The second concept is an agreement between the Circle Lending Company and its members that provide the lender with permission to use the pooled money to make loans to its customers. If the customer completes a minimum number of loans or payments to meet the minimum requirements, the Circle Lending Company agrees to a certain percentage of the amount borrowed by the member. Members are also required to keep a record of their repayments and covenants not to lend more than the agreed amount.
With Circle Lending, the rules of the game vary by customer. What is standard for one customer may not be applicable to another customer.
A customer that does not have a representative or advisor to explain the situation to a HBR Case Study Solution is probably not in a good position to help determine whether Circle Lending is right for them. The case study should be addressed by a qualified advisor for this purpose.
It is important for each customer to understand how Circle Lending works.
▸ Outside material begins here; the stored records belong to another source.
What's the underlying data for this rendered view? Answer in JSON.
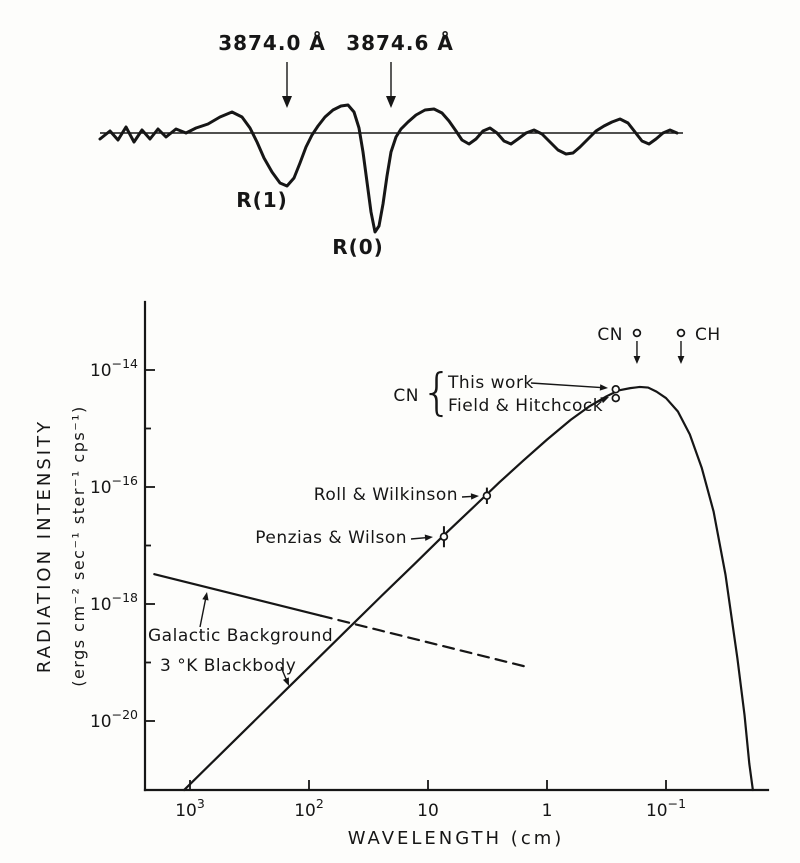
{
  "figure": {
    "background": "#fdfdfb",
    "ink": "#161616"
  },
  "spectrum_panel": {
    "type": "spectrum-trace",
    "description": "CN absorption spectrum near 3874 Å",
    "line_labels": [
      {
        "text": "3874.0 Å"
      },
      {
        "text": "3874.6 Å"
      }
    ],
    "feature_labels": [
      {
        "text": "R(1)"
      },
      {
        "text": "R(0)"
      }
    ],
    "trace": [
      [
        100,
        139
      ],
      [
        110,
        131
      ],
      [
        118,
        140
      ],
      [
        126,
        127
      ],
      [
        134,
        142
      ],
      [
        142,
        130
      ],
      [
        150,
        139
      ],
      [
        158,
        129
      ],
      [
        166,
        137
      ],
      [
        176,
        129
      ],
      [
        186,
        133
      ],
      [
        196,
        128
      ],
      [
        208,
        124
      ],
      [
        220,
        117
      ],
      [
        232,
        112
      ],
      [
        242,
        117
      ],
      [
        250,
        128
      ],
      [
        257,
        142
      ],
      [
        264,
        158
      ],
      [
        272,
        172
      ],
      [
        280,
        183
      ],
      [
        287,
        186
      ],
      [
        294,
        178
      ],
      [
        300,
        163
      ],
      [
        306,
        147
      ],
      [
        312,
        135
      ],
      [
        318,
        126
      ],
      [
        325,
        117
      ],
      [
        333,
        110
      ],
      [
        341,
        106
      ],
      [
        348,
        105
      ],
      [
        354,
        112
      ],
      [
        359,
        128
      ],
      [
        363,
        152
      ],
      [
        367,
        182
      ],
      [
        371,
        212
      ],
      [
        375,
        232
      ],
      [
        379,
        226
      ],
      [
        383,
        204
      ],
      [
        387,
        176
      ],
      [
        391,
        152
      ],
      [
        396,
        137
      ],
      [
        401,
        129
      ],
      [
        408,
        122
      ],
      [
        416,
        115
      ],
      [
        425,
        110
      ],
      [
        434,
        109
      ],
      [
        442,
        113
      ],
      [
        449,
        121
      ],
      [
        456,
        131
      ],
      [
        462,
        140
      ],
      [
        469,
        144
      ],
      [
        476,
        139
      ],
      [
        483,
        131
      ],
      [
        490,
        128
      ],
      [
        497,
        133
      ],
      [
        504,
        141
      ],
      [
        511,
        144
      ],
      [
        518,
        139
      ],
      [
        526,
        133
      ],
      [
        534,
        130
      ],
      [
        542,
        134
      ],
      [
        550,
        142
      ],
      [
        558,
        150
      ],
      [
        566,
        154
      ],
      [
        573,
        153
      ],
      [
        580,
        147
      ],
      [
        588,
        139
      ],
      [
        596,
        131
      ],
      [
        604,
        126
      ],
      [
        612,
        122
      ],
      [
        620,
        119
      ],
      [
        628,
        123
      ],
      [
        635,
        132
      ],
      [
        642,
        141
      ],
      [
        649,
        144
      ],
      [
        656,
        139
      ],
      [
        663,
        133
      ],
      [
        670,
        130
      ],
      [
        677,
        133
      ]
    ]
  },
  "chart_data": {
    "type": "line",
    "xlabel": "WAVELENGTH  (cm)",
    "ylabel": "RADIATION  INTENSITY",
    "ylabel_units": "(ergs cm⁻² sec⁻¹ ster⁻¹ cps⁻¹)",
    "x_axis": {
      "scale": "log",
      "direction": "wavelength decreases to the right",
      "ticks": [
        {
          "label": "10³",
          "base": "10",
          "exp": "3",
          "log_wavelength": 3
        },
        {
          "label": "10²",
          "base": "10",
          "exp": "2",
          "log_wavelength": 2
        },
        {
          "label": "10",
          "base": "10",
          "exp": "",
          "log_wavelength": 1
        },
        {
          "label": "1",
          "base": "1",
          "exp": "",
          "log_wavelength": 0
        },
        {
          "label": "10⁻¹",
          "base": "10",
          "exp": "−1",
          "log_wavelength": -1
        }
      ]
    },
    "y_axis": {
      "scale": "log",
      "ticks": [
        {
          "label": "10⁻¹⁴",
          "base": "10",
          "exp": "−14",
          "log_intensity": -14
        },
        {
          "label": "10⁻¹⁶",
          "base": "10",
          "exp": "−16",
          "log_intensity": -16
        },
        {
          "label": "10⁻¹⁸",
          "base": "10",
          "exp": "−18",
          "log_intensity": -18
        },
        {
          "label": "10⁻²⁰",
          "base": "10",
          "exp": "−20",
          "log_intensity": -20
        }
      ],
      "minor_ticks_log": [
        -15,
        -17,
        -19
      ]
    },
    "series": [
      {
        "name": "3 °K Blackbody",
        "style": "solid",
        "points_log": [
          [
            3.05,
            -21.18
          ],
          [
            2.8,
            -20.68
          ],
          [
            2.5,
            -20.08
          ],
          [
            2.2,
            -19.48
          ],
          [
            2.0,
            -19.08
          ],
          [
            1.7,
            -18.48
          ],
          [
            1.4,
            -17.88
          ],
          [
            1.1,
            -17.29
          ],
          [
            0.87,
            -16.83
          ],
          [
            0.6,
            -16.31
          ],
          [
            0.4,
            -15.92
          ],
          [
            0.2,
            -15.55
          ],
          [
            0.0,
            -15.19
          ],
          [
            -0.2,
            -14.85
          ],
          [
            -0.35,
            -14.63
          ],
          [
            -0.5,
            -14.45
          ],
          [
            -0.6,
            -14.35
          ],
          [
            -0.7,
            -14.31
          ],
          [
            -0.78,
            -14.29
          ],
          [
            -0.85,
            -14.3
          ],
          [
            -0.92,
            -14.37
          ],
          [
            -1.0,
            -14.48
          ],
          [
            -1.1,
            -14.71
          ],
          [
            -1.2,
            -15.1
          ],
          [
            -1.3,
            -15.67
          ],
          [
            -1.4,
            -16.42
          ],
          [
            -1.5,
            -17.5
          ],
          [
            -1.6,
            -18.93
          ],
          [
            -1.66,
            -19.9
          ],
          [
            -1.7,
            -20.73
          ],
          [
            -1.73,
            -21.18
          ]
        ]
      },
      {
        "name": "Galactic Background",
        "style": "solid-then-dashed",
        "points_log": [
          [
            3.3,
            -17.49
          ],
          [
            1.9,
            -18.2
          ],
          [
            0.14,
            -19.09
          ]
        ],
        "dash_from_index": 1
      }
    ],
    "measurements": [
      {
        "name": "Penzias & Wilson",
        "wavelength_cm": 7.35,
        "log_wavelength": 0.866,
        "log_intensity": -16.85,
        "error_dex": 0.18
      },
      {
        "name": "Roll & Wilkinson",
        "wavelength_cm": 3.2,
        "log_wavelength": 0.505,
        "log_intensity": -16.15,
        "error_dex": 0.14
      },
      {
        "name": "This work",
        "species": "CN",
        "wavelength_cm": 0.264,
        "log_wavelength": -0.578,
        "log_intensity": -14.33,
        "error_dex": 0
      },
      {
        "name": "Field & Hitchcock",
        "species": "CN",
        "wavelength_cm": 0.264,
        "log_wavelength": -0.578,
        "log_intensity": -14.48,
        "error_dex": 0
      }
    ],
    "upper_limits": [
      {
        "label": "CN",
        "log_wavelength": -0.756
      },
      {
        "label": "CH",
        "log_wavelength": -1.126
      }
    ],
    "labels": {
      "cn_group": "CN",
      "brace": "{"
    }
  }
}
As part of the discussion for the case study, the Circle Lending advisor must explain the benefits of the Circle Lending Program. The benefits will include: allowing customers to borrow small amounts of money with no fees; offering small loan amounts and fixed payments over time; allowing customers to borrow money in small increments while keeping those amounts low; and allocating most of the cost of the loan to the interest and origination costs, so customers are not paying the full amount of the loan. Circle Lending is different from other loan programs, such as conventional loans, in that it offers two hundred dollars per month per person, which is similar to how many members can receive a smaller loan.
Because Circle Lending is a very new program, only one advisor can be assigned to each Circle Lending customer, so each customer is assigned an advisor. This means that there are two advisors for each customer. This would cause problems if there were multiple Circle Lending customers with the same affiliation.
In order to avoid conflicts of interest, the Circle Lending company has created two categories of Circle Lending customers. One is referred to as a “No-Loan”, meaning that the customer is not allowed to borrow money from Circle Lending, and Circle Lending considers the customer to be an independent financial resource.
The second category is referred to as a “Limited-Loan,” which means that the customer is allowed to borrow money from Circle Lending but is limited to borrowing only from the same Circle Lending Company. This means that the Circle Lending Company is not obligated to provide the customer with the money; Circle Lending may charge a fee for arranging the loan. Circle Lending also reserves the right to charge a non-refundable deposit from the Limited-Loan customer.
The Circle Lending case study should answer the following questions: How much money will a Limited-Loan customer borrow from Circle Lending? What is the total amount of money borrowed from Circle Lending by each customer over time?
These are questions that need to be answered in the Circle Lending case study solution. Circle Lending provides numerous advantages that make Circle Lending an attractive option for many customers. However, Circle Lending’s first advantage is that Circle Lending members do not pay a full application fee to apply for Circle Lending.
Second, Circle Lending does not charge a late payment fee to its customers. As customers complete their loan and pay the Circle Lending Company the balance of the loan at the time it is due, they do not pay any fees.
Circle Lending case studies that are provided by Circle Lending should include a statement that the case study uses information provided by Circle Lending and the study does not represent the opinions of Circle Lending. or its employees. Past performance does not guarantee future results.